Les Révoltés de l’Île du Diable, critique

Par Fredp @FredMyscreens

Coup de froid dans les salles. Les Révoltés de l’Île du Diable est sorti en toute discrétion mais n’en mérite pas moins toute notre attention. Voici une histoire dure et poignante, encore plus glaciale que le climat nordique qui lui sert de contexte.

Le siècle dernier, une île isolée, un climat rude, une maison de redressement. Un nouveau pensionnaire arrive et va semer le trouble parmi les occupants, que ce soit les jeunes soi-disant délinquants où les adultes qui les encadrent. L’histoire racontée par Marius Holst dans les Révoltés de l’Île du Diable n’est pas nouvelle. Les révoltes en prison ou dans des instituts pour mineurs ne sont pas nouvelles au cinéma. Pourtant le réalisateur arrive d’emblée à nous embarquer sur cette île, aux côtés de ces jeunes oppressés par l’autorité et ce climat rude.

Marius Holst ne fera pas d’étincelles du côté de la réalisation et se montre même très classique. Mais c’est justement ce classicisme d’une grande précision qui nous fait entrer dans le récit et ressentir toute la dureté de ce que vivent ces jeunes. Le réalisateur décrit méticuleusement le climat dans lequel ce tiennent les personnages. Que ce soit ce climat glacial, un hiver sans fin ou l’isolation complète du monde extérieur mais aussi les tâches qui leurs sont données par des adultes qui ont leur propres préoccupations. A croire que tout le monde ou presque a renoncé à être soi. Le directeur n’est plus qu’une ombre dont l’autorité est incontestée mais qui refuse de voir ce que ses subordonnés peuvent faire, tandis que l’enfant le plus indiscipliné est devenu serviable pour rejoindre le monde extérieur. Ce n’est d’ailleurs pas un hasard si les jeunes sont dénommés par leurs numéros dès leur arrivée.
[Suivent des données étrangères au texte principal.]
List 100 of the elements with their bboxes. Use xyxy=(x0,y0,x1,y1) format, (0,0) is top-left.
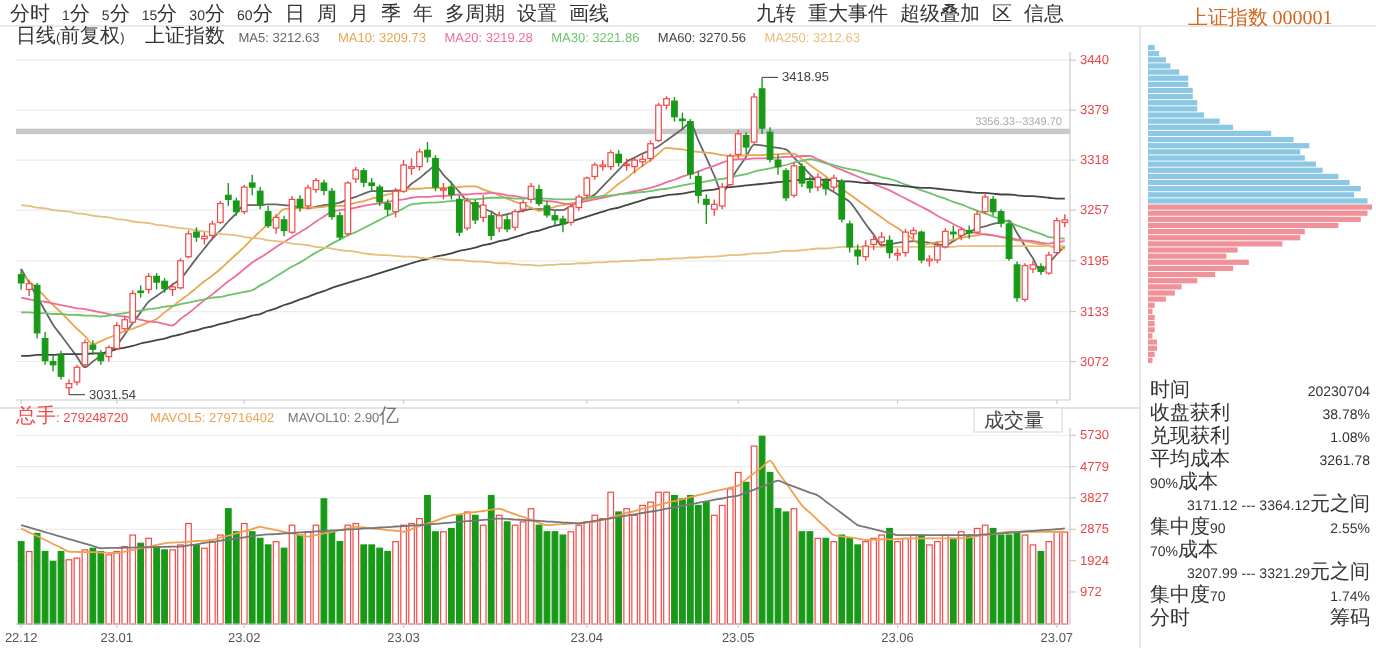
bar xyxy=(1148,198,1368,204)
candlestick xyxy=(432,154,439,192)
bar xyxy=(639,504,646,625)
bar xyxy=(894,541,901,625)
candlestick xyxy=(129,289,137,325)
bar xyxy=(1148,63,1171,69)
bar xyxy=(1148,210,1368,216)
bar xyxy=(320,498,328,625)
bar xyxy=(455,514,463,625)
candlestick xyxy=(655,102,662,143)
candlestick xyxy=(447,180,455,201)
bar xyxy=(1148,161,1316,167)
bar xyxy=(949,537,957,625)
bar xyxy=(280,547,288,625)
bar xyxy=(742,481,750,625)
bar xyxy=(910,534,917,625)
text: 信息 xyxy=(1024,2,1064,26)
bar xyxy=(25,550,33,625)
bar xyxy=(575,524,583,625)
bar xyxy=(997,534,1005,625)
bar xyxy=(679,498,686,625)
text: 筹码 xyxy=(1330,606,1370,630)
candlestick xyxy=(814,172,822,192)
bar xyxy=(208,541,216,625)
text: 收盘获利 xyxy=(1150,401,1230,425)
bar xyxy=(838,534,846,625)
candlestick xyxy=(471,198,479,225)
bar xyxy=(663,491,670,625)
candlestick xyxy=(854,243,862,266)
bar xyxy=(511,524,519,625)
bar xyxy=(145,537,153,625)
bar xyxy=(1148,327,1155,333)
bar xyxy=(671,494,678,625)
bar xyxy=(870,537,878,625)
bar xyxy=(862,541,870,625)
bar xyxy=(989,527,997,625)
bar xyxy=(81,549,89,625)
bar xyxy=(89,547,97,625)
bar xyxy=(1061,531,1069,625)
bar xyxy=(1148,290,1175,296)
bar xyxy=(1148,143,1310,149)
bar xyxy=(272,541,280,625)
bar xyxy=(981,524,989,625)
bar xyxy=(400,524,407,625)
bar xyxy=(918,534,925,625)
text: 年 xyxy=(412,2,433,26)
bar xyxy=(806,531,814,625)
bar xyxy=(224,508,232,625)
bar xyxy=(1148,321,1155,327)
text: 分时 xyxy=(10,2,50,26)
candlestick xyxy=(798,162,806,188)
bar xyxy=(463,511,471,625)
line-series xyxy=(20,204,1066,267)
bar xyxy=(902,537,909,625)
bar xyxy=(193,544,200,625)
bar xyxy=(1148,149,1301,155)
text: 重大事件 xyxy=(808,2,888,26)
text: 分时 xyxy=(1150,606,1190,630)
bar xyxy=(1045,541,1053,625)
candlestick xyxy=(360,167,368,188)
bar xyxy=(702,501,710,625)
bar xyxy=(1148,204,1372,210)
candlestick xyxy=(886,234,893,260)
bar xyxy=(113,550,121,625)
candlestick xyxy=(862,239,870,262)
bar xyxy=(1053,531,1061,625)
candlestick xyxy=(503,213,511,233)
candlestick xyxy=(240,183,248,215)
candlestick xyxy=(416,147,423,172)
bar xyxy=(360,544,368,625)
bar xyxy=(1148,314,1155,321)
text: 季 xyxy=(380,2,401,26)
bar xyxy=(591,514,599,625)
candlestick xyxy=(918,229,925,264)
candlestick xyxy=(280,215,288,237)
candlestick xyxy=(607,149,615,171)
candlestick xyxy=(647,139,654,163)
bar xyxy=(1148,216,1361,222)
bar xyxy=(814,537,822,625)
bar xyxy=(240,522,248,625)
bar xyxy=(1148,57,1166,63)
bar xyxy=(933,541,941,625)
text: 日 xyxy=(284,4,305,26)
bar xyxy=(567,531,575,625)
candlestick xyxy=(224,182,232,207)
bar xyxy=(33,532,41,625)
bar xyxy=(957,531,965,625)
bar xyxy=(687,494,694,625)
candlestick xyxy=(790,161,798,199)
bar xyxy=(17,541,25,625)
candlestick xyxy=(264,205,272,229)
text: 兑现获利 xyxy=(1150,424,1230,448)
bar xyxy=(479,524,487,625)
candlestick xyxy=(463,197,471,232)
bar xyxy=(153,545,160,625)
bar xyxy=(1148,339,1157,345)
text: 设置 xyxy=(516,2,557,26)
candlestick xyxy=(17,268,25,291)
candlestick xyxy=(81,338,89,368)
bar xyxy=(1148,94,1193,100)
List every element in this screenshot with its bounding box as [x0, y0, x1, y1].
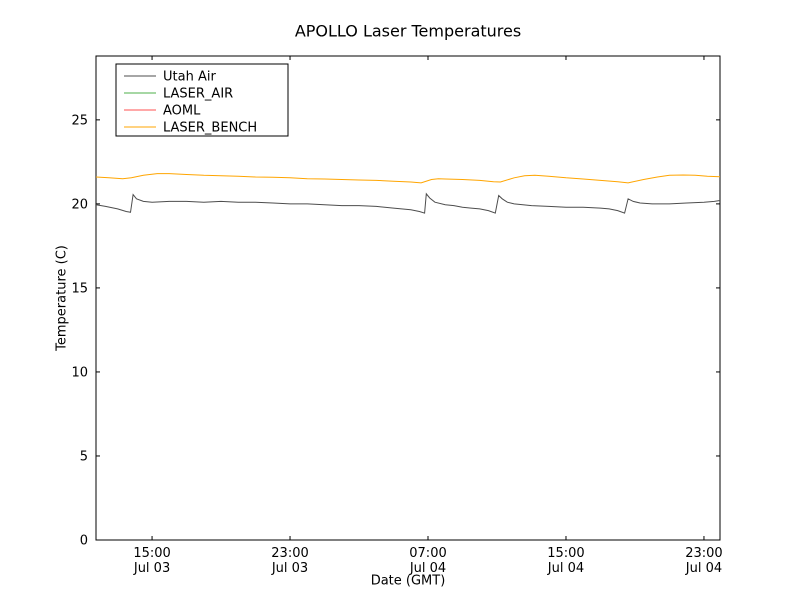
x-tick-label-date: Jul 04: [547, 561, 584, 576]
chart-title: APOLLO Laser Temperatures: [294, 21, 522, 41]
y-tick-label: 5: [80, 449, 88, 464]
series-line-utah-air: [95, 192, 721, 214]
legend-label: LASER_BENCH: [163, 121, 257, 136]
x-tick-label-time: 23:00: [685, 546, 722, 561]
series-line-laser-bench: [95, 173, 721, 184]
y-tick-label: 25: [71, 113, 88, 128]
x-tick-label-time: 15:00: [547, 546, 584, 561]
x-tick-label-date: Jul 04: [685, 561, 722, 576]
x-tick-label-time: 15:00: [133, 546, 170, 561]
y-tick-label: 10: [71, 365, 88, 380]
y-tick-label: 15: [71, 281, 88, 296]
x-tick-label-date: Jul 03: [271, 561, 308, 576]
y-tick-label: 0: [80, 534, 88, 549]
x-tick-label-date: Jul 03: [133, 561, 170, 576]
legend-label: LASER_AIR: [163, 87, 233, 102]
axes-frame: [95, 55, 721, 541]
legend-label: AOML: [163, 104, 201, 119]
y-tick-label: 20: [71, 197, 88, 212]
y-axis-label: Temperature (C): [54, 245, 70, 351]
x-tick-label-time: 07:00: [409, 546, 446, 561]
x-tick-label-time: 23:00: [271, 546, 308, 561]
legend-label: Utah Air: [163, 70, 216, 85]
x-tick-label-date: Jul 04: [409, 561, 446, 576]
x-axis-label: Date (GMT): [370, 573, 446, 589]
L’arrivée de Erling va justement bouleverser tout cet ordre établi. Renommé N°19 sur l’île, ancien délinquant dont nous ne connaitrons pas les méfaits mais sachant qu’ils doivent être tout à son honneur, il va remettre les pendules à l’heure, rappeler aux jeunes ce qu’ils doivent être et aux adultes que l’autorité ne doit pas être exercée au dépends de la sécurités des personnes dont ils ont la charges. Un gardien abusant de l’un des jeunes et le laissant dans la détresse, ignoré par le directeur sera l’élément déclencheur de la révolte qui gronde.

Mais le réalisateur ne va pas montrer les sévices, préférant s’attacher à l’impact des non-dits sur la psychologie des personnages auxquels nous prenons le temps de nous attacher. La détresse d’Olav, la fureur d’Erling, l’effacement du directeur (impressionnant Stellan Skarsgard), chacun est décrit avec respect et poésie. Une poésie aussi glaciale que le contexte de l’histoire mais qui n’en est pas moins émouvante comme en témoigne ce texte imaginé par Erling faisant le parallèle entre sa vie sur l’île et l’équipage d’un bateau de pêche.

Marius Holst prend son temps pour développer ces sentiments fraternels qui vont lier nos personnages, si bien que quand la révolte survient, nous ne pouvons qu’être avec les personnages, attentifs à leur sort, les encourageant à reprendre le pouvoir, à être eux-même, juste des gamins qui avaient besoin d’un peu de disciplines, pas d’être élevés dans un goulag. Mais au milieux de ce climat où la survie dépendra du courage et de la volonté des personnages, il y a malgré tout de la tendresse dans Les Révoltés de l’Île du Diable. Une tendresse âpre mais qui rapproche les personnes et créé des liens fraternels forts qui vont nous laisser dans le final bien plus qu’émus, bouleversés.

Servi avec brio par une majorité de jeune comédiens amateurs qui devraient faire parler d’eux, Marius Holst nous donne froid dans le dos avec Les Révoltés de l’Île du Diable. Un récit rude, froid mais attachant dont on ne ressort pas indemne.